Water – Over and under watering are equally harmful. Bedding plants may require 1” or more water a week during hot dry spells. Container plantings such as hanging baskets, patio pots and window boxes will use up moisture much quicker than in-ground plantings. It is not unusual to water containers every day during dry spells. Adding moisture holding additives to the soil at potting time will help. It is important to keep containers from drying out to the point of plants wilting. It is equally important to water early, preferably by 10am. This reduces evaporation while watering and allows foliage to dry before evening. This will help reduce the risk of disease. If your hose has been laying in the sun the water can become incredibly hot. Let the hose run until water becomes cool. Never use hot water on plants as it can burn the leaves and roots. This type of stress will damage the plant and may even kill it.

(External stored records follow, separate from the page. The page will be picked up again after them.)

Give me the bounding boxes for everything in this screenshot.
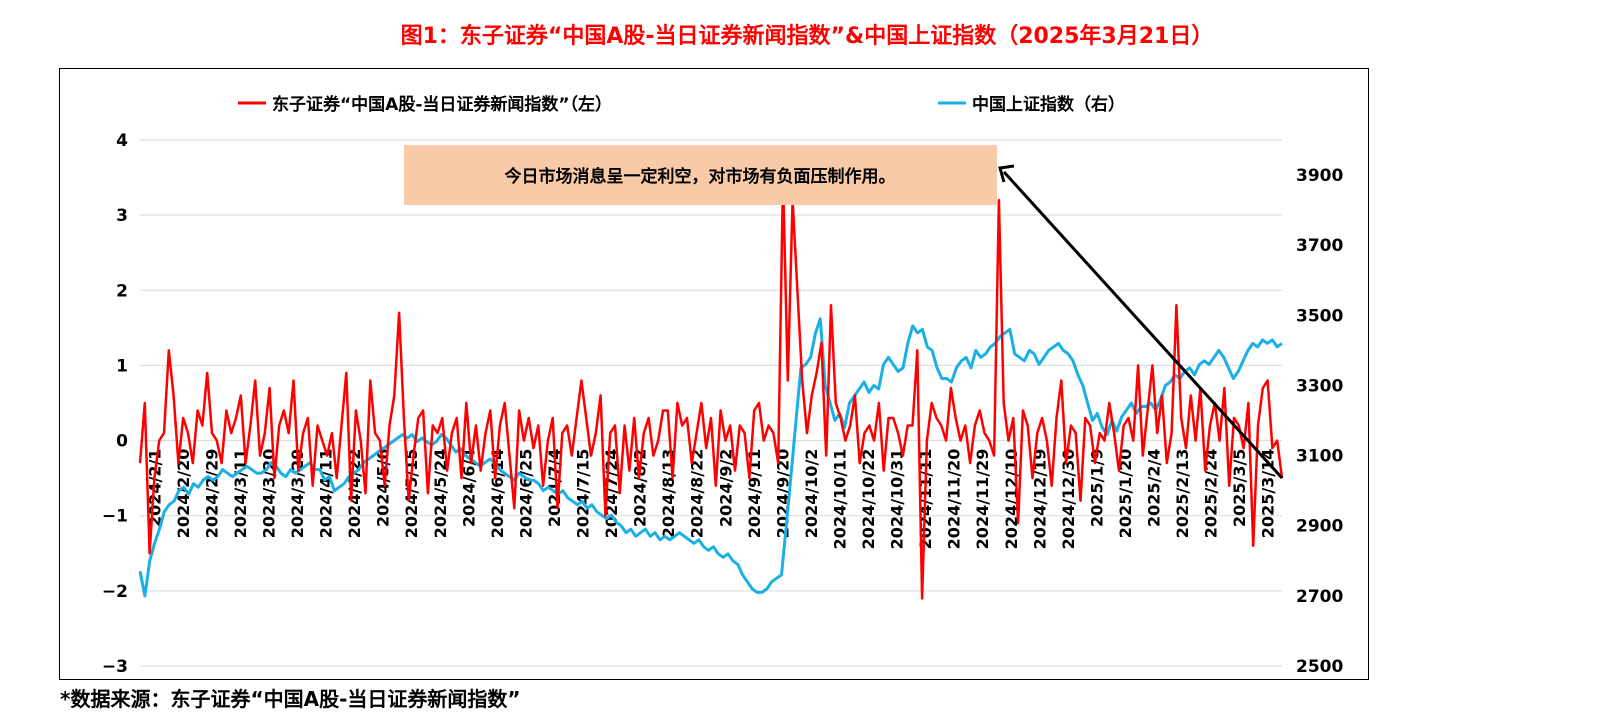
x-tick-label: 2025/3/5 — [1230, 449, 1249, 527]
right-tick-label: 3300 — [1296, 376, 1343, 396]
left-tick-label: 1 — [116, 356, 128, 376]
right-tick-label: 2700 — [1296, 587, 1343, 607]
annotation-box — [404, 145, 997, 205]
legend: 东子证券“中国A股-当日证券新闻指数”（左） 中国上证指数（右） — [238, 94, 1125, 115]
x-tick-label: 2024/3/11 — [231, 449, 250, 539]
x-tick-label: 2024/8/22 — [688, 449, 707, 539]
legend-index-label: 中国上证指数（右） — [972, 94, 1125, 115]
x-tick-label: 2024/10/22 — [859, 449, 878, 550]
x-tick-label: 2024/9/2 — [716, 449, 735, 527]
left-tick-label: 4 — [116, 131, 128, 151]
series-line — [138, 317, 1283, 598]
x-tick-label: 2024/6/25 — [516, 449, 535, 539]
x-tick-label: 2025/1/20 — [1116, 449, 1135, 539]
left-tick-label: −2 — [102, 582, 128, 602]
series-index-line — [138, 317, 1283, 598]
x-tick-label: 2024/5/24 — [431, 449, 450, 539]
left-tick-label: 3 — [116, 206, 128, 226]
x-tick-label: 2024/4/22 — [345, 449, 364, 539]
x-tick-label: 2024/10/31 — [888, 449, 907, 550]
grid-lines — [140, 139, 1282, 667]
left-tick-label: −3 — [102, 657, 128, 677]
annotation-arrow — [1002, 170, 1284, 480]
left-tick-label: 0 — [116, 432, 128, 452]
x-tick-label: 2025/2/13 — [1173, 449, 1192, 539]
x-tick-label: 2024/7/15 — [574, 449, 593, 539]
series-news-line — [138, 176, 1284, 600]
series-line — [138, 176, 1284, 600]
left-tick-label: 2 — [116, 281, 128, 301]
right-tick-label: 3500 — [1296, 306, 1343, 326]
x-tick-label: 2024/11/20 — [945, 449, 964, 550]
x-tick-label: 2024/4/11 — [317, 449, 336, 539]
x-tick-label: 2024/10/2 — [802, 449, 821, 539]
chart-title: 图1：东子证券“中国A股-当日证券新闻指数”&中国上证指数（2025年3月21日… — [400, 24, 1214, 49]
legend-news-label: 东子证券“中国A股-当日证券新闻指数”（左） — [272, 94, 612, 115]
x-tick-label: 2024/12/30 — [1059, 449, 1078, 550]
annotation-arrowhead — [998, 164, 1015, 183]
x-tick-label: 2024/8/13 — [659, 449, 678, 539]
footnote: *数据来源：东子证券“中国A股-当日证券新闻指数” — [60, 687, 521, 711]
annotation-text: 今日市场消息呈一定利空，对市场有负面压制作用。 — [505, 166, 896, 187]
x-tick-label: 2024/2/20 — [174, 449, 193, 539]
x-tick-label: 2024/8/2 — [631, 449, 650, 527]
annotation: 今日市场消息呈一定利空，对市场有负面压制作用。 — [404, 145, 1284, 480]
right-tick-label: 3100 — [1296, 447, 1343, 467]
x-tick-label: 2025/1/9 — [1087, 449, 1106, 527]
x-tick-label: 2024/6/4 — [459, 449, 478, 527]
x-tick-label: 2024/5/6 — [374, 449, 393, 527]
x-tick-label: 2024/11/29 — [973, 449, 992, 550]
x-tick-label: 2025/3/14 — [1259, 449, 1278, 539]
x-tick-label: 2024/10/11 — [830, 449, 849, 550]
right-tick-label: 2500 — [1296, 657, 1343, 677]
x-tick-label: 2024/12/19 — [1030, 449, 1049, 550]
right-tick-label: 3900 — [1296, 166, 1343, 186]
right-axis-ticks: 3900 3700 3500 3300 3100 2900 2700 2500 — [1296, 166, 1343, 677]
right-tick-label: 3700 — [1296, 236, 1343, 256]
chart-frame — [59, 68, 1369, 680]
right-tick-label: 2900 — [1296, 517, 1343, 537]
x-tick-label: 2024/2/29 — [202, 449, 221, 539]
left-tick-label: −1 — [102, 507, 128, 527]
left-axis-ticks: 4 3 2 1 0 −1 −2 −3 — [102, 131, 128, 677]
x-tick-label: 2025/2/4 — [1145, 449, 1164, 527]
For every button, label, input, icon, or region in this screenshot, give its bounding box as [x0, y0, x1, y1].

Fertilizer – Plants require fertilizer to produce their best growth. Compost or aged manure are ideal in the garden bed. Container plants should be fertilized weekly or bi-weekly to provide consistent feeding. Always read product labels for recommendations and remember more is not always better. Over feeding may produce excess foliage at the expense of blossoms.

Insects vs. Disease – When it comes to pests and diseases there can be many causes to consider. Once the cause is determined treatment is the next step. Some insects can be dislodged simply with a blast of water. Are you gardening for wildlife? If so, insecticides should never be used. Butterfly gardens may have plants eaten by caterpillars of butterflies you’ve attracted. There are many products available for pest control. Remember to evaluate the consequences of using them.

Disease is sometimes caused when plants become congested and air circulation is reduced. If this is the issue something as simple as dividing and transplanting may solve the problem. Remove and dispose of diseased plant material as soon as possible. Never add diseased material to your compost pile. There are many chemical and organic products on the market to treat most diseases.

If you are having a problem determining the pest or disease present, bring a sample of the damaged plant to the garden center (in a sealed plastic bag please) or your county extension office for additional help.